What volume of 0.300 M Na3PO4 is required to precipitate all the lead(II) ions from 140.0 mL of 0.400 M Pb(NO3)2?
I desperately need help with this, I cannot figure it out, my mind is bleeding.
1. Write the equation and balance it.
3Pb(NO3)2 + 2Na3PO4 ==> Pb3(PO4)2 + 6NaNO3
2. Convert 140 mL of 0.400 M Pb(NO3)2 to moles. mols = M x L.
3. Using the coefficients in the balanced equation, convert moles Pb(NO3)2 from above into moles Na3PO4 used.
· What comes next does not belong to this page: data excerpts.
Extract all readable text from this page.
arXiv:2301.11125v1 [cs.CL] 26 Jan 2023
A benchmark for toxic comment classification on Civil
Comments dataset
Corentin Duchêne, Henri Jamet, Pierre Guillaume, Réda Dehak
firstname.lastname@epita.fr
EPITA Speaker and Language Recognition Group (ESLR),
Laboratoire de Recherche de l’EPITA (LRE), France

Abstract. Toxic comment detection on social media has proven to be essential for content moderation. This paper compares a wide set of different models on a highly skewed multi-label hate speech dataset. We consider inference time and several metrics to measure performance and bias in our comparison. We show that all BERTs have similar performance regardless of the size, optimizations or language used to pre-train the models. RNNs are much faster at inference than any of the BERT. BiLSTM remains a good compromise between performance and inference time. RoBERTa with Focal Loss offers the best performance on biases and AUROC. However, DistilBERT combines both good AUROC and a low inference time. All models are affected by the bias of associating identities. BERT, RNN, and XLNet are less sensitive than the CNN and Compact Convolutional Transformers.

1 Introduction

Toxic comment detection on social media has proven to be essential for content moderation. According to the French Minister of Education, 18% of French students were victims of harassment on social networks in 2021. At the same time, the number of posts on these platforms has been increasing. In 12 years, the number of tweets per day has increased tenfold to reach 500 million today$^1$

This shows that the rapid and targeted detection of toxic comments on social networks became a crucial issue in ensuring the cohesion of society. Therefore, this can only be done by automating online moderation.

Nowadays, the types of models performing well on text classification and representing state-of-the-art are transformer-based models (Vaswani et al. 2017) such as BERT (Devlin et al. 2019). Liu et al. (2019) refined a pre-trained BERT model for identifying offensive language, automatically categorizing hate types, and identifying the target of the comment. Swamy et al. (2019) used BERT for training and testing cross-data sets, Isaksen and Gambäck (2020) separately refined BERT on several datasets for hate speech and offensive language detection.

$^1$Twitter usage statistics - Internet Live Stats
4. Now convert moles Na3PO4 to volume.
M = moles/L. You know moles and M, solve for liters.
Thankyou soooo much! I really appreciate your help
To determine the volume of 0.300 M Na3PO4 required to precipitate all the lead(II) ions from 140.0 mL of 0.400 M Pb(NO3)2, we first need to determine the stoichiometry of the reaction between Na3PO4 and Pb(NO3)2.
The balanced equation for the reaction is:
3Pb(NO3)2 + 2Na3PO4 -> Pb3(PO4)2 + 6NaNO3
From the equation, we can see that 3 moles of Pb(NO3)2 react with 2 moles of Na3PO4 to form 1 mole of Pb3(PO4)2.
Step 1: Calculate the moles of Pb(NO3)2 in solution.
Moles of Pb(NO3)2 = concentration of Pb(NO3)2 × volume of Pb(NO3)2
= 0.400 M × 140.0 mL
= 0.400 mol/L × 0.140 L
= 0.056 mol
Step 2: Determine the moles of Na3PO4 required.
From the stoichiometry of the reaction, we can see that 3 moles of Pb(NO3)2 react with 2 moles of Na3PO4. Therefore, the moles of Na3PO4 required can be calculated using the ratio:
Moles of Na3PO4 = (moles of Pb(NO3)2 × 2) / 3
= (0.056 mol × 2) / 3
≈ 0.037 mol
Step 3: Calculate the volume of 0.300 M Na3PO4 required.
Volume of Na3PO4 = Moles of Na3PO4 / Concentration of Na3PO4
= 0.037 mol / 0.300 M
≈ 0.123 L or 123 mL
Therefore, approximately 123 mL of 0.300 M Na3PO4 is required to precipitate all the lead(II) ions from 140.0 mL of 0.400 M Pb(NO3)2.
To solve this problem, we need to use the concept of stoichiometry and the balanced chemical equation for the reaction. In this case, the balanced chemical equation is:
2 Na3PO4(aq) + 3 Pb(NO3)2(aq) -> Pb3(PO4)2(s) + 6 NaNO3(aq)
Let's break down the steps to solve this problem:
1. Identify and balance the equation: We have already provided the balanced equation above.
2. Determine the stoichiometric ratio: From the balanced equation, we see that 2 moles of Na3PO4 react with 3 moles of Pb(NO3)2 to produce 1 mole of Pb3(PO4)2. This means that the stoichiometric ratio is 2:3:1 for Na3PO4:Pb(NO3)2:Pb3(PO4)2.
3. Calculate the number of moles of Pb(NO3)2: To do this, we use the given concentration and volume of Pb(NO3)2.
Moles of Pb(NO3)2 = (concentration of Pb(NO3)2) × (volume of Pb(NO3)2 in liters)
= 0.400 mol/L × (0.1400 L)
= 0.0560 mol
4. Determine the number of moles of Na3PO4 required: Using the stoichiometric ratio, we can find the number of moles of Na3PO4 required.
Moles of Na3PO4 = (moles of Pb(NO3)2) × (2/3)
= 0.0560 mol × (2/3)
= 0.0373 mol
5. Calculate the volume of 0.300 M Na3PO4 required: Now we can determine the volume of 0.300 M Na3PO4 solution needed.
Volume of Na3PO4 = (moles of Na3PO4) / (concentration of Na3PO4)
= 0.0373 mol / 0.300 mol/L
= 0.124 liters or 124 mL
Therefore, the volume of 0.300 M Na3PO4 required to precipitate all the lead(II) ions from 140.0 mL of 0.400 M Pb(NO3)2 is 124 mL.